Wrong. I just spent the past two months struggling mightily with reading a young adult novel, never mind that its vocabulary was supposed to be at a fourth grade reading level. I had to use a dictionary to look up words I didn’t know several times per sentence. It took up to an hour to get through each of its very short chapters. Numerous times, I nearly gave up. Never mind that it was a novel written specifically for reluctant readers. And never mind that I wrote the novel myself.
When Orca Soundings had my novel Breathless translated into Spanish – Respira*, I was delighted. I decided to take on the challenge of reading it in Spanish. With two years of Spanish classes under my belt, I thought I was up for the task.
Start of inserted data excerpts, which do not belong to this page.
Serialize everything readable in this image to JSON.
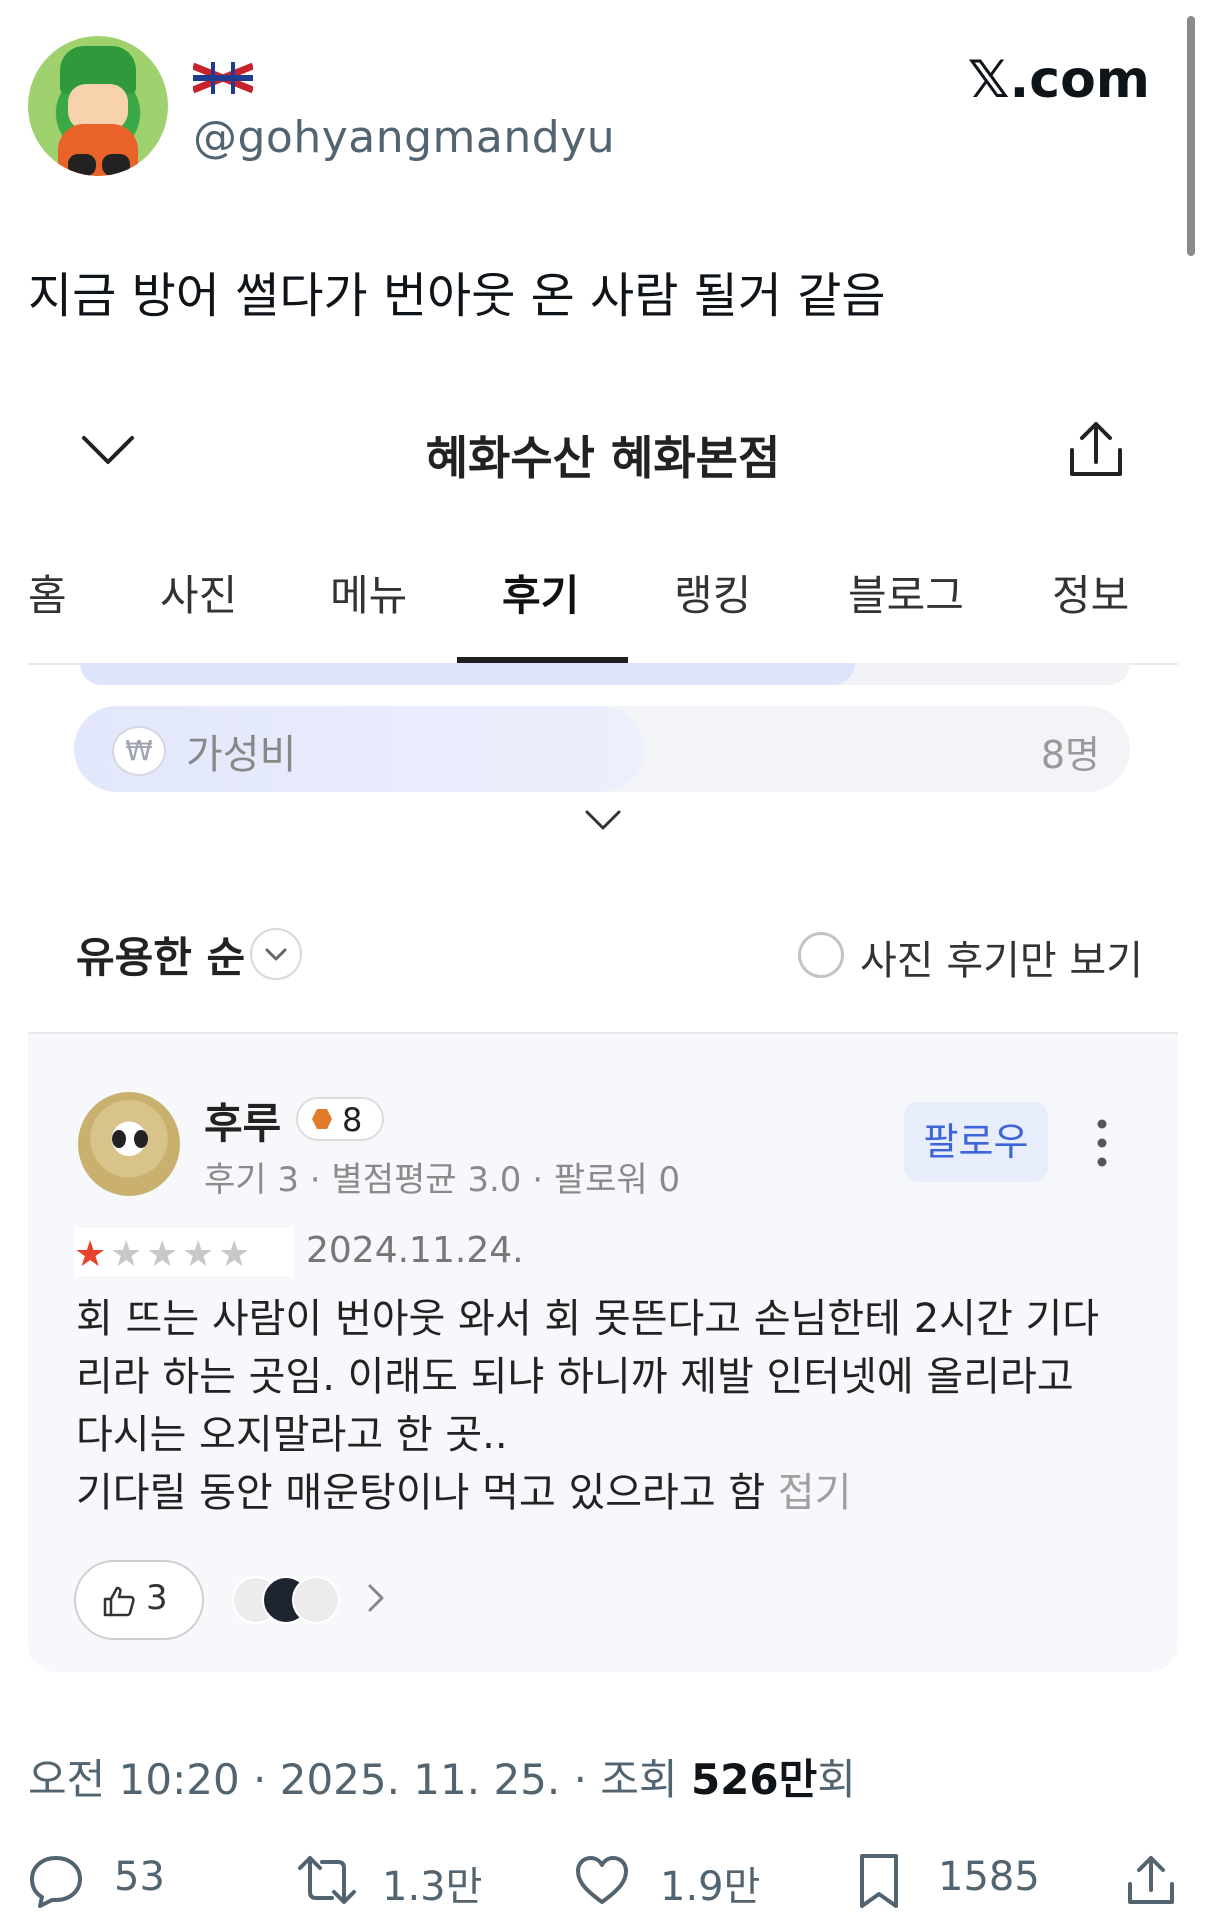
{
  "tweet": {
    "handle": "@gohyangmandyu",
    "brand": "𝕏.com",
    "text": "지금 방어 썰다가 번아웃 온 사람 될거 같음",
    "timestamp_prefix": "오전 10:20 · 2025. 11. 25. · 조회 ",
    "views": "526만",
    "views_suffix": "회",
    "actions": {
      "replies": "53",
      "retweets": "1.3만",
      "likes": "1.9만",
      "bookmarks": "1585"
    }
  },
  "store": {
    "title": "혜화수산 혜화본점",
    "tabs": [
      "홈",
      "사진",
      "메뉴",
      "후기",
      "랭킹",
      "블로그",
      "정보"
    ],
    "active_tab": "후기",
    "keyword": {
      "icon": "₩",
      "label": "가성비",
      "count": "8명",
      "fill_fraction": 0.54
    },
    "sort_label": "유용한 순",
    "photo_only_label": "사진 후기만 보기"
  },
  "review": {
    "name": "후루",
    "badge_level": "8",
    "meta": "후기 3 · 별점평균 3.0 · 팔로워 0",
    "follow_label": "팔로우",
    "rating": 1,
    "rating_max": 5,
    "date": "2024.11.24.",
    "body_lines": [
      "회 뜨는 사람이 번아웃 와서 회 못뜬다고 손님한테 2시간 기다",
      "리라 하는 곳임. 이래도 되냐 하니까 제발 인터넷에 올리라고",
      "다시는 오지말라고 한 곳..",
      "기다릴 동안 매운탕이나 먹고 있으라고 함 "
    ],
    "fold_label": "접기",
    "likes": "3"
  },
  "colors": {
    "accent_blue": "#3d64d8",
    "star_red": "#e8412c",
    "muted_text": "#536471"
  }
}
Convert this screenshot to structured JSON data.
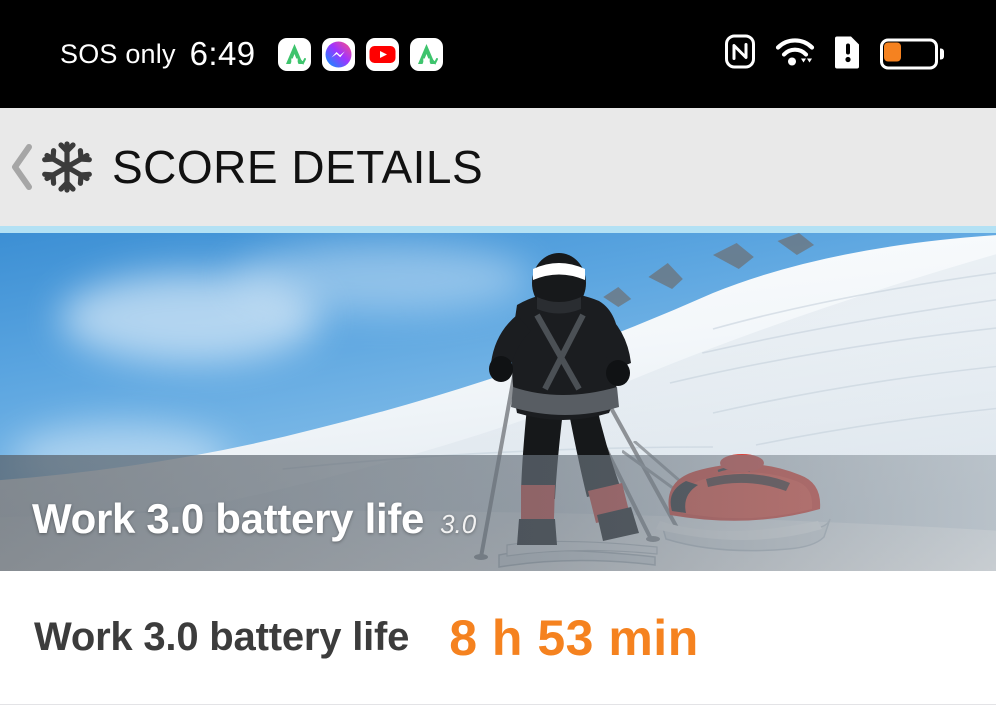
{
  "status_bar": {
    "carrier": "SOS only",
    "time": "6:49",
    "notification_icons": [
      "aptoide-icon",
      "messenger-icon",
      "youtube-icon",
      "aptoide-icon"
    ],
    "right_icons": [
      "nfc-icon",
      "wifi-icon",
      "sim-alert-icon",
      "battery-icon"
    ],
    "battery_level_percent": 25,
    "battery_color": "#f58220",
    "background": "#000000"
  },
  "header": {
    "back_label": "‹",
    "app_icon": "snowflake-icon",
    "title": "SCORE DETAILS",
    "background": "#e9e9e9",
    "accent_color": "#b3e1f4"
  },
  "hero": {
    "image_alt": "polar-skier-pulling-sled-photo",
    "overlay_title": "Work 3.0 battery life",
    "overlay_version": "3.0"
  },
  "result": {
    "label": "Work 3.0 battery life",
    "value": "8 h 53 min",
    "value_color": "#f5821f",
    "label_color": "#3c3c3c"
  }
}
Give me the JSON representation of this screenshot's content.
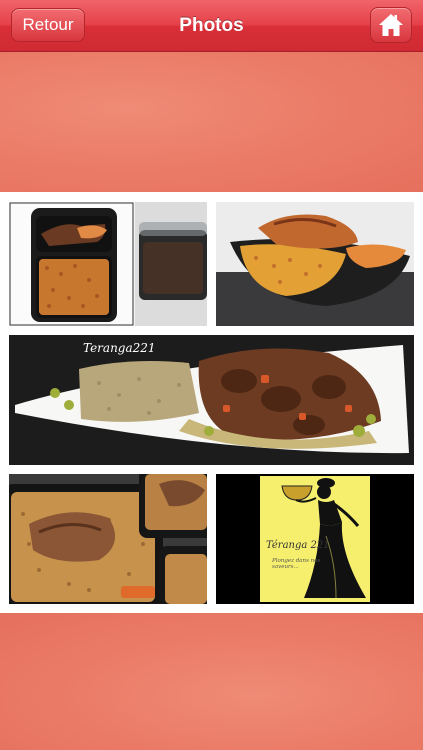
{
  "nav": {
    "back_label": "Retour",
    "title": "Photos",
    "home_icon": "home-icon"
  },
  "gallery": {
    "photos": [
      {
        "name": "photo-meal-tray-rice-fish"
      },
      {
        "name": "photo-plated-rice-fish"
      },
      {
        "name": "photo-couscous-meat-plate",
        "caption": "Teranga221"
      },
      {
        "name": "photo-meal-trays-rice-chicken"
      },
      {
        "name": "photo-teranga221-logo",
        "logo_text": "Téranga 221",
        "logo_tagline": "Plongez dans nos saveurs..."
      }
    ]
  },
  "colors": {
    "nav_red": "#e6414a",
    "background_salmon": "#ec7b67",
    "logo_yellow": "#f6ef6e"
  }
}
Here’s what I have to report: The novel took me two weeks to write back in 2005, but two months to read in Spanish just now. I jotted down each Spanish word I didn’t know as I went along, and they added up to more than 200! Still, I finished it, and the victory was sweet. Now I just have to read it another half dozen times until it starts to come smoothly, right? Exactly as struggling readers have to do. (It helps to have short sentences, short chapters and a plot that moves. I guess that’s why they’re called reluctant reader books.)
I can now recommend that anyone who finds their patience dwindling while working with a struggling reader, try what I just did to get it all into proper perspective.
And no, I’m not going to tackle Breathless in Serbian, nor my Orca Currents novel The Daredevil Club (Les Casse-Cous) in French, though I’m pleased they’re out there.